Five hundred feet southwest of Portuguese Point is the high spot of a solitary reef that rises from fifty-six feet to eleven feet in thick kelp. Sponges, gorgonians, and fish dominate the reef. Schools of opaleye flitter through the kelp in the shallows. Sheephead patrol to bottom of the reef. The reef itself is more like an offshore reef, not covered with urchins the way nearshore reefs can be. It is a healthy ecosystem just a few minutes swim from shore.

The high point is located at 33° 44.151 118° 22.566, southwest of the point. Dropping along the eastern edge of the kelp bed will put you right over the reef. Enter from the Sacred Cove side of the point using a car shuttle dropoff near the ski jump on Palos Verdes Drive South or park in the Abalone Cove parking lot at 5970 Palos Verdes Drive South and hike down to the point. It's a long hike to the water, but not as steep as most Palos Verdes dive sites are.
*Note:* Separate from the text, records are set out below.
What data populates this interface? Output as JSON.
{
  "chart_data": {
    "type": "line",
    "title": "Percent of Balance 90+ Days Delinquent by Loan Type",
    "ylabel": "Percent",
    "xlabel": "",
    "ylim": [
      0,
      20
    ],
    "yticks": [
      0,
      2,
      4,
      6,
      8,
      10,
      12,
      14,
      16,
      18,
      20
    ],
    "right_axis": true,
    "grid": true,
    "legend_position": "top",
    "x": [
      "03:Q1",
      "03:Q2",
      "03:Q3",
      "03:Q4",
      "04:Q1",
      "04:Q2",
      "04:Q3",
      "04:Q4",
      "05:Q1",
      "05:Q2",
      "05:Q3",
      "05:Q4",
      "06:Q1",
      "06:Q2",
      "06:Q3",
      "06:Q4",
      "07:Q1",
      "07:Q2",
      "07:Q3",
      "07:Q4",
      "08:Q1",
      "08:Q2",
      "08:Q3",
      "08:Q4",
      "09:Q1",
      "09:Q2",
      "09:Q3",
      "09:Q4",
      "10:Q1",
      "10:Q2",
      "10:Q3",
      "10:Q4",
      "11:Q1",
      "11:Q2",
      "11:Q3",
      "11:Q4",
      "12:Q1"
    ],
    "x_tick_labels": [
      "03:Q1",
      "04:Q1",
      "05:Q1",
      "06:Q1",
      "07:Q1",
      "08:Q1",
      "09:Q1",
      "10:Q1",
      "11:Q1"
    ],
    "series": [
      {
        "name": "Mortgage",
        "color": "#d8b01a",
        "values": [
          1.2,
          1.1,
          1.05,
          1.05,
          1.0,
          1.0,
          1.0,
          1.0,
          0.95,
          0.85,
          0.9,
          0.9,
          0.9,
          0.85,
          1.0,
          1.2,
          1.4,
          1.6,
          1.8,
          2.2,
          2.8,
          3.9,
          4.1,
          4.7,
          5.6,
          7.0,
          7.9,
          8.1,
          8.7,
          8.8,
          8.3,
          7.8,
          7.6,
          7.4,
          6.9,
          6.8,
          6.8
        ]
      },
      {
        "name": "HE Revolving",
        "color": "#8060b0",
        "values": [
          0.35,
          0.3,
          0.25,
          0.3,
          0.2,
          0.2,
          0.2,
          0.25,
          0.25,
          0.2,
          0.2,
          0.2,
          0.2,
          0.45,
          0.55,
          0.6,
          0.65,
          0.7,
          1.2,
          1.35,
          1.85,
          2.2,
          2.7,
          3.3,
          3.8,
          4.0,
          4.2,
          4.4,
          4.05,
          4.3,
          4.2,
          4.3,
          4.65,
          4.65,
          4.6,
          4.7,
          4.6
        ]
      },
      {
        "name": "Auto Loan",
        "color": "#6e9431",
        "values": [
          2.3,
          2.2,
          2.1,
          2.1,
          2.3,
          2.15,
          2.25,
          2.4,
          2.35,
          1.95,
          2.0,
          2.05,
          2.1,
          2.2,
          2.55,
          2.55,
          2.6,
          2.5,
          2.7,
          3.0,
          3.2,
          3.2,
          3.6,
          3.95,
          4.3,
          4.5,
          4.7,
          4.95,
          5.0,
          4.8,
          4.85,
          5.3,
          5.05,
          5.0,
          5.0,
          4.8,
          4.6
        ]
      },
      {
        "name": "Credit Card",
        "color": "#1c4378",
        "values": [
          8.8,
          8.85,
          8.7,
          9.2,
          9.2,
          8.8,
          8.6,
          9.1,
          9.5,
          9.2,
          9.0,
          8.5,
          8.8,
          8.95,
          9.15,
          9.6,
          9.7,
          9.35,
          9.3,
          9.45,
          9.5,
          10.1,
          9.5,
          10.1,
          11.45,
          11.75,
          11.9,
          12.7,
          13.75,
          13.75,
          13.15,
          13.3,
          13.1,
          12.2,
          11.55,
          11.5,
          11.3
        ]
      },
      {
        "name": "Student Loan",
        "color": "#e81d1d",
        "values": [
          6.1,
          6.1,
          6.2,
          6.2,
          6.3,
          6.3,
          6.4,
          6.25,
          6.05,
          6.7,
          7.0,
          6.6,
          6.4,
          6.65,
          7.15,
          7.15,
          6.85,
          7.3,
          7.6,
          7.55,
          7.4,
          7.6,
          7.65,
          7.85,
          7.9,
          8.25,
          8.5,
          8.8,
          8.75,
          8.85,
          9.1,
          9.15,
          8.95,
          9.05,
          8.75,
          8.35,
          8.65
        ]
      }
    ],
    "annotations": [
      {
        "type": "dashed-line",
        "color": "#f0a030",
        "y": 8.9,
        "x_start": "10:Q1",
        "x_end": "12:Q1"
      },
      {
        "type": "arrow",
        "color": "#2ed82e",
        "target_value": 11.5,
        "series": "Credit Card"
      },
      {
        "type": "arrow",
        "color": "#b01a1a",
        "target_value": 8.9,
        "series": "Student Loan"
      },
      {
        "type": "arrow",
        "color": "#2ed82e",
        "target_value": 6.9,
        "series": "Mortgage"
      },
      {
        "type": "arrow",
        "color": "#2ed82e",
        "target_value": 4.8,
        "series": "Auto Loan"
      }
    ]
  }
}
There are nearby reefs to the west of the high spot reef. All of these reefs are just inside of the Abalone Cove State Marine Conservation Area.
It is unlawful to injure, damage, take, or possess any living, geological, or cultural marine resource for recreational and/or commercial purposes, with the following specified exceptions:
  1. The recreational take by spearfishing of white seabass and pelagic finfish; and market squid by hand-held dip net is allowed. That means no lobsters or spearing reef fish allowed.